The City of Tusculum will receive up to about $721,000 in ARPA funds. The First Tennessee Development District will provide guidance on what projects the funds can be used for, Mayor Alan Corley said.

One project that has tentative approval is the upgrade of City Park Playground. Officials seek guidance on other projects, in particular construction of a new Tusculum Volunteer Fire Department station across the street from city hall on Alexander Street.

Officials seek guidance on several proposed projects, including construction of a new Tusculum Volunteer Fire Department station across the street from city hall on Alexander Street.

“There is going to be a lot of paperwork with it. We’ve got to make sure we purchase things that are approved,” Corley said. “They will make sure we do what we are supposed to do.”

The First Tennessee Development District provides local planning services to member governments, including the City of Tusculum

Corley said the city has received about $256,000 to date in ARPA funds, about one third-of the expected total. In a related move, commissioners approved a resolution to open deposit accounts for the fund at First Horizon Bank with Corley, Vice-Mayor Barbara Britton and city Recorder John Lamb as authorized signatories. The resolution specifies that two signatures are required for withdrawals.

ARPA funds are distributed through the state comptroller’s office to smaller municipalities like Tusculum.

At Monday night’s meeting, Corley reminded commissioners about a called meeting Tuesday afternoon at the Greene County Courthouse to form an industrial development board to jointly govern the anticipated granting by the state to the IDB of 336 acres of undeveloped property on land that is part of the former Greene Valley Developmental Center in Tusculum.

Officials from Tusculum, Greene County and the Town of Greeneville were to participate in Tuesday’s meeting. Three from each municipality will comprise a nine-member IDB governing board.

The state is expected to grant the undeveloped property on the Greene Valley site to the industrial development board after it is created.

“The first thing we have to do is get this legal entity in place,” Corley said. “That (nine-member) board will control what uses of the land (are decided).”

In other action, Corley said Tusculum University plans to install sidewalks and pedestrian crossings on sections of the university campus that have heavy foot traffic.

Corley, also a member of the Tusculum University Board of Trustees, spoke with university President Dr. Scott Hummel about the project. Areas where sidewalks will be installed include along the west end of Niswonger Commons along Shiloh Road, and in the area of the tennis courts on campus.

Students will be encouraged to use the sidewalks and also crosswalks on the campus.

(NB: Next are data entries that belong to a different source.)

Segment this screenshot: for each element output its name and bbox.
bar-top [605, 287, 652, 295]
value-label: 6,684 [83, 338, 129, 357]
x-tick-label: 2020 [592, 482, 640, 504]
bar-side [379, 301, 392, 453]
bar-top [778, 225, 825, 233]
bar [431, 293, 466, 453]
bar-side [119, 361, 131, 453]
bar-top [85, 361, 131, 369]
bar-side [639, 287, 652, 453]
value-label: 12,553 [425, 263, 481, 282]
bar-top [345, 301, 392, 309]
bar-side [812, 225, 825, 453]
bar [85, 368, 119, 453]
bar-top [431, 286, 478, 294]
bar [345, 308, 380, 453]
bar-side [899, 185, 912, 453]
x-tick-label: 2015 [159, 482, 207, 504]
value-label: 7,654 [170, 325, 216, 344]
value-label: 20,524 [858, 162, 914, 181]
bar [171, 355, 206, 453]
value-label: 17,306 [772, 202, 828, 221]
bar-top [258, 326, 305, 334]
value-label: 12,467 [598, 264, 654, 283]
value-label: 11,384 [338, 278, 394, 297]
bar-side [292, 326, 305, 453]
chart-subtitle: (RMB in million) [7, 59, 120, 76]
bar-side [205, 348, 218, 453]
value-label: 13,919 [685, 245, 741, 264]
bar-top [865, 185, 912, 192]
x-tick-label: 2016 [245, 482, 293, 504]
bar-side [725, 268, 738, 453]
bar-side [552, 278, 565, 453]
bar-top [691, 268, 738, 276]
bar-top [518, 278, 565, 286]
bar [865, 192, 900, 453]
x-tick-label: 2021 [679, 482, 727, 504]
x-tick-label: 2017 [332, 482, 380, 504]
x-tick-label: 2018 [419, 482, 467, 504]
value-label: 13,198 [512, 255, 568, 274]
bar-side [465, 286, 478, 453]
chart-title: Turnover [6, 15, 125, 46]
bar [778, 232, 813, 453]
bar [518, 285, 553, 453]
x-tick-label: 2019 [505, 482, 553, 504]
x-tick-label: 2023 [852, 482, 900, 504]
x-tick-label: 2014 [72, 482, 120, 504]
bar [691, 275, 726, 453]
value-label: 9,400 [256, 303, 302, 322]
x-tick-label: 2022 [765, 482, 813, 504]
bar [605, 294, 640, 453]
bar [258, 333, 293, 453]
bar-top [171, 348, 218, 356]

The project is being undertaken by the college, and the City of Tusculum has no direct involvement, Corley said.

The university plans to install the sidewalks while students are on holiday break, Corley said.

In other business, commissioners adopted an ordinance on second reading to rezone a nearly 5-acre tract at 513 Ball Road from M-1, general industrial, to R-2, classified as high density residential.

Property owner Linda Crawford and the developer of a proposed upscale townhouse complex there, Southbound Realty owner/broker Lindsey Cutshaw, received approval for the project in October from the Tusculum Planning Commission.

No one spoke at a public hearing before the second reading. The ordinance was approved by commissioners with the provision that the planning commission further look into the issue of split zoning in areas of the proposed development.

Crawford said the envisioned townhouse complex on the Ball Road location will be a benefit to the community.

“I think this will be a beautiful addition to the Tusculum area,” she said.

Commissioners Monday night also passed a resolution to adopt the 2018 International Building Code, 2018 International Residential Code, 2018 International Plumbing Code, 2018 International Fuel Gas Code, 2018 International Fire Code and 2018 International Energy Conservation Code.

Adoption of the codes “may be deemed necessary for the welfare of the residents and property owners of the City of Tusculum,” the resolution states.

“This is not doing anything different from what other counties or cities are doing,” Corley said.